Nicole Mirnig is a PhD Research Fellow at the Center for Human-Computer Interaction and holds a Master’s Degree in Communication Studies from the University of Salzburg, Austria. She was engaged in the EU-projects IURO (Interactive Urban Robot) and ReMeDi (Remote Medical Diagnostician), focusing on improving human-robot interaction by the means of adequate feedback strategies. In addition, Nicole researched human-robot collaboration in industrial contexts within the Christian Doppler Laboratory “Contextual Interfaces”. In 2013/2014, she spent nine months as a visiting researcher at the A*STAR Institute for Infocomm Research in Singapore, deepening her research in robot feedback. Nicole’s research focus lies in human-robot cooperation, taking into account different factors that foster a positive user experience. Her most recent work is dedicated to systematically researching erroneous robot behaviour. She aims at making robots understand they made a mistake and react accordingly.
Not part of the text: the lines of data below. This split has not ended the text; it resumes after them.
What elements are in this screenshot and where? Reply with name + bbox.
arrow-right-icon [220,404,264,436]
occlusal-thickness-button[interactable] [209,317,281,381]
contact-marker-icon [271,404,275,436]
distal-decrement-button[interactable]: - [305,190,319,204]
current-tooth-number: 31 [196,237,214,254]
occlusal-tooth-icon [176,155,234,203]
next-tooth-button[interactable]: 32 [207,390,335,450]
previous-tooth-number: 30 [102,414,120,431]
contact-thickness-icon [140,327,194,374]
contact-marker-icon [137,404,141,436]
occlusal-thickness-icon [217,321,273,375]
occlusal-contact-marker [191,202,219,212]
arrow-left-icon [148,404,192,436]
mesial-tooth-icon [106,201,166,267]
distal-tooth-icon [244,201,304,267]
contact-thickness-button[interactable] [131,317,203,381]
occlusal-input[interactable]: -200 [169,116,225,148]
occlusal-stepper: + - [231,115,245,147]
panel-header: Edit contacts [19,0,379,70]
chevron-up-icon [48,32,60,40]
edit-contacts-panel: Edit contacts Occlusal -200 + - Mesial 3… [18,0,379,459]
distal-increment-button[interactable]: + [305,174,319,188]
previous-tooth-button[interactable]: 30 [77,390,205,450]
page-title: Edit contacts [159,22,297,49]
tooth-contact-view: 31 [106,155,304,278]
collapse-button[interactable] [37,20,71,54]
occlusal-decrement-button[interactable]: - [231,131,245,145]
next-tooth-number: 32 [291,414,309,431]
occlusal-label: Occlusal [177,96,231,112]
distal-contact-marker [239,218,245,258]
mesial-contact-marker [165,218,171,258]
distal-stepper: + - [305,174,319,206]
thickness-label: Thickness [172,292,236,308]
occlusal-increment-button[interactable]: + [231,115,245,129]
Another hot topic for Nicole is researching robot humor and how it can be exploited for an enjoyable user experience.
Working Title of Dissertation
Essentials of Robot Feedback
Summary and Expected Results
To enable a future in which humans and social robots successfully coexist and cooperate, humans must be able to understand the actions and intentions of these robots. Better “readable” robots can be achieved through a more sophisticated robot feedback setup. However, this is normally not at the center of attention in many studies but is often merely one variable next to the main research interest. Readability of robots has been one of Nicole’s main research interests so far, since it is still one of the major obstacles of successful HRI. A systematical analysis of existing studies and their design is an important step for a research basis upon which future work can be built. In order to provide such an analysis, a taxonomy of robot feedback is developed, which is itself subject to continuous modification and evolution to keep the basis relevant for future research needs. The major results of this thesis will be twofold: a) a taxonomy for robot feedback will be established and b) studies on robot feedback will be performed, the results of which will be used to refine the proposed taxonomy.